A l´âge de 147 ans et après 17 ans en Egypte, Jacob a la
prémonition que sa mort est proche. La tora raconte: "... et quand,
en Israël, le moment de mourir s´approcha, il réunit à son fils
Joseph et lui dit : 'Fais-moi plaisir, mets ta main sur ma cuisse
comme promesse de ton inébranlable loyauté : s´il te plaît ne
m´enterre pas en Egypte (Genèse 47 :29).'...". La parole hébreuse
pour "la loyauté inébranlable" est hesed ve emet qui littéralement
signifie "bonté et vérité". Théoriquement ses deux mots, comme
forme de discours, transmettent une seule pensée, ainsi de même
la traduction "loyauté inébranlable" est semblable à la phrase
"un jour mortellement glacial" par lequel nous venons à faire
allusion à un jour très froid".

Mais la midrash refuse l´idée que la Tora utilise deux mots pour
exprimer ce qui peut s´exprimer par un seul.
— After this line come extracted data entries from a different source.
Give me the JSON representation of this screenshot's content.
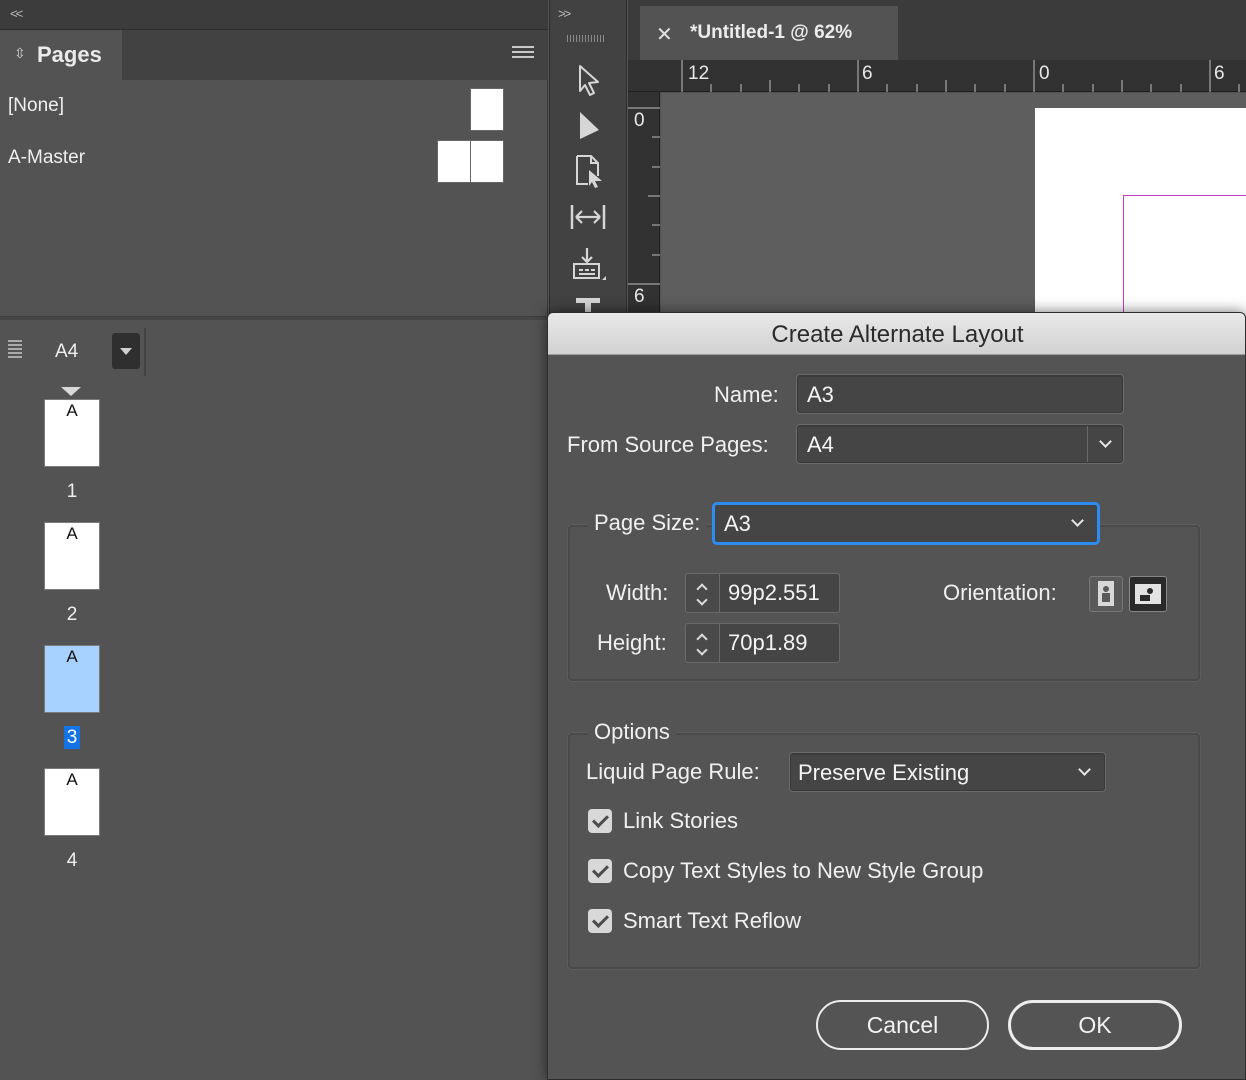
{
  "panel": {
    "collapse_left": "<<",
    "collapse_right": ">>",
    "tab_title": "Pages",
    "masters": [
      {
        "label": "[None]"
      },
      {
        "label": "A-Master"
      }
    ],
    "layout_size": "A4",
    "pages": [
      {
        "number": "1",
        "master": "A",
        "selected": false
      },
      {
        "number": "2",
        "master": "A",
        "selected": false
      },
      {
        "number": "3",
        "master": "A",
        "selected": true
      },
      {
        "number": "4",
        "master": "A",
        "selected": false
      }
    ]
  },
  "tools": [
    "selection-tool",
    "direct-selection-tool",
    "page-tool",
    "gap-tool",
    "content-collector-tool",
    "type-tool"
  ],
  "document": {
    "tab_title": "*Untitled-1 @ 62%",
    "ruler_h": [
      "12",
      "6",
      "0",
      "6"
    ],
    "ruler_v": [
      "0",
      "6"
    ]
  },
  "dialog": {
    "title": "Create Alternate Layout",
    "name_label": "Name:",
    "name_value": "A3",
    "source_label": "From Source Pages:",
    "source_value": "A4",
    "page_size_label": "Page Size:",
    "page_size_value": "A3",
    "width_label": "Width:",
    "width_value": "99p2.551",
    "height_label": "Height:",
    "height_value": "70p1.89",
    "orientation_label": "Orientation:",
    "orientation_selected": "landscape",
    "options_title": "Options",
    "liquid_label": "Liquid Page Rule:",
    "liquid_value": "Preserve Existing",
    "checkboxes": [
      {
        "label": "Link Stories",
        "checked": true
      },
      {
        "label": "Copy Text Styles to New Style Group",
        "checked": true
      },
      {
        "label": "Smart Text Reflow",
        "checked": true
      }
    ],
    "cancel_label": "Cancel",
    "ok_label": "OK"
  },
  "colors": {
    "selection_blue": "#1473e6",
    "selected_page_fill": "#a7d2ff",
    "margin_guide": "#c33cc8",
    "focus_ring": "#2d8cf0"
  }
}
Le language de Dieu
est vaste, mais pas rédondant. Par conséquent, la midrash entend
"hesed ve emet" pour "hesed shel emet", "un bon acte de vérité".
Et de quel acte s´agit-il précisément ? Celui qui soit complétement
altruiste et pour lequel aucun moyen de paiement soit possible,
c´est-à-dire, répondre aux besoins des morts et des moribonds.
Dans son propre style intuitif, la midrash atteind le centre de la
pétition de Jacob, une appellation à la conscience de Joseph, sans
aucun type de pression et au-delà des récompenses. Enterrer Jacob
à Chanaan et non pas en Egypte, viendrait à représenter un exemple
de véritable détachement.

En résumé, la synagogue de Pottstown fut évidemment fondée
comme hevra kadisha, société funéraire. Son nom hébreux eut
un écho dans le midrash, alors que le nom anglais préserva la
phrase biblique dans laquelle il reposait.

Plusieurs communautés juives naissantes ont acquéri un cimetierre
avant de construire la synagogue. Et de toutes les grandes
communautés médiévales, la hevra kadisha fut toujours la plus
honnête. Son nom même "société sacrée´" transmet la sainteté
de sa mission - enterrer à ceux dont les âmes sont parties, sans
aucun désir de bénéfice personnel. Si tu as eu l´opportunité de
voir, il y a dix ans, l´exposition des trésors judaïques à Prague
"Le Précieux Héritage", il se peut que tu te souviennes de l´unique
ensemble de 15 pintures commandées en 1780 par la hevra kadisha
(Prague était à cette époque la plus grande communauté juive en
Europe). Ces peintures portraituraient ses nombreuses obligations:
comme prier pour un moribond sur son lit de mort, laver son corps,
creuser sa tombe, préparer les funérailles et enterrer le défunt avec
tant de diligence et tant de dignité comme il serait possible. Il y a
peu de mitzrot dans le judaïsme qui vont au-delà de ces tâches, et
à peu près aucune qui anoblissent autant.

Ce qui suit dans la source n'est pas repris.